Trade, industry and competition minister Ebrahim Patel has in recent years done much to give the competition authorities greater powers to go after big companies. Now he clearly feels the need to do more to boost small companies. But the risks that could come with his latest idea could well outweigh the rewards.

Patel surprised regulators and litigators at the annual competition conference this week when he announced plans for a block exemption that would enable small and medium-sized enterprises to collaborate with each other without the risk of prosecution for collusion under competition laws. What Patel has in mind is smaller businesses combining (don’t say collude!) to use their collective buying power to get the sort of bulk discounts from large suppliers that larger competitors get. They could also combine on researching, developing and producing products that would get them entry into sectors dominated by larger firms.

All of this would help address disadvantages smaller firms have because they lack the scale and clout of larger companies. As Patel sees it, that would enable the growth of SA’s small and medium-sized business sector, boosting economic growth more broadly.

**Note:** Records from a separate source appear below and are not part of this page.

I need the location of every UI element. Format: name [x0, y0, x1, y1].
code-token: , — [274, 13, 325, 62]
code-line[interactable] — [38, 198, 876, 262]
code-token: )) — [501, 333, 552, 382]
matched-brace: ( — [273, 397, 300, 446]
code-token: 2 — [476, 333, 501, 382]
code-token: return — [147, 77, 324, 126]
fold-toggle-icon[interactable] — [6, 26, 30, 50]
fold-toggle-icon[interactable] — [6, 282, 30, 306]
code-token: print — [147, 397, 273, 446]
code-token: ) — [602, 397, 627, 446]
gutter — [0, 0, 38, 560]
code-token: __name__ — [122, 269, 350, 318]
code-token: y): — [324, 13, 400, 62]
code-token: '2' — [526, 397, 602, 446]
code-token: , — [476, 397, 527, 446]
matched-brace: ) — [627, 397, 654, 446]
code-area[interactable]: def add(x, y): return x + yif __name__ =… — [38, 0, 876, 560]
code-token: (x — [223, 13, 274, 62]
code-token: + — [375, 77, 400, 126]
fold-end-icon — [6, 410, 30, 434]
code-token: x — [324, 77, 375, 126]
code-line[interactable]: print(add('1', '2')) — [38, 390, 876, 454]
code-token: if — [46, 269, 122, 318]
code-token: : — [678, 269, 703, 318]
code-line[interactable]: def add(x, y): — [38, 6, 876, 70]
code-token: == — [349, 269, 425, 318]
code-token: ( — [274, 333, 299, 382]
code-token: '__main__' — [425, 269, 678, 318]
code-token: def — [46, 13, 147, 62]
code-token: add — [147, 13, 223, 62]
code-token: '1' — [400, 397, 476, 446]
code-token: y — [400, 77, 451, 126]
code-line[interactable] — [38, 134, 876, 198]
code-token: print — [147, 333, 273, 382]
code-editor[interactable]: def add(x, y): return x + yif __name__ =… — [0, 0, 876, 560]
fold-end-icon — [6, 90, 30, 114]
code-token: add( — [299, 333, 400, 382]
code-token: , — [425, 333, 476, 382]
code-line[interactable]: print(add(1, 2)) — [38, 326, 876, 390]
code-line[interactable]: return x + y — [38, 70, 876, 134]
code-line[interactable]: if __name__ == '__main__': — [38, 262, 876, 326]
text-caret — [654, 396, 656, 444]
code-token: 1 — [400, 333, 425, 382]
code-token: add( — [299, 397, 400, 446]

Patel has in recent years tightened competition legislation to give competition authorities more power to go after large companies that abuse their dominant position, as well as to target sectors dominated by just a few large firms, even where there is no evidence of abuse. That’s meant to open  these sectors up to more competition from smaller firms. But with government scrambling for ideas to lift the economy out of its stagnation and create employment, he seems to feel the need to show he is doing something to support small firms, especially small black-owned firms. That’s surely even more imperative in an election year in which President Cyril Ramaphosa’s cabinet supporters, Patel included, need to demonstrate their inclusive-growth credentials.

The minister says his block-exemption idea builds on his experience of granting such exemptions during the Covid-19 and KwaZulu-Natal floods crises and is not unique to SA, with the EU also having such a measure in place. A key driver was a 2021 Competition Commission study, which found that the SA economy is highly concentrated, with many sectors dominated by a handful of large players while smaller players face barriers to entry. The draft block-exemption regulations published on Thursday noted that the Covid pandemic had negatively affected small and medium enterprises, and their share of national income is “comparatively low and declining”.

It’s certainly true that SA needs to grow its small business sector, whose contribution to employment far outweighs its share of GDP, and whose contribution to the economy is far lower than in other countries.

It’s probably true too that smaller firms might benefit from good forms of co-operation, and even that it might help them to know that the competition authorities would not go after them if they did co-operate.

However, Patel’s proposed block-exemption regulations could open up huge avenues for abuse by companies large and small. They could see the formation of new cartels, after all these years in which the competition regulators have been working hard to stamp these out. They could see all sorts of creative corporate structuring by larger companies dressing themselves up as smaller companies to enable collusion on dividing markets or massaging prices. They could end up being very bad for consumers, not to mention creating some thorny issues for competition regulators. And crucially, it’s not clear that the inability of small and medium enterprises to band together without incurring regulators’ wrath is the main reason (or a meaningful reason), for their struggling to grow. Government red tape and dysfunction are probably far greater barriers to entry.

Patel’s team has tried to narrow the scope of the draft exemptions to prevent abuse. The regulations are now open for public comment. They will surely elicit interesting responses and raise red flags. The minister says he will take the comments into account. Let’s see.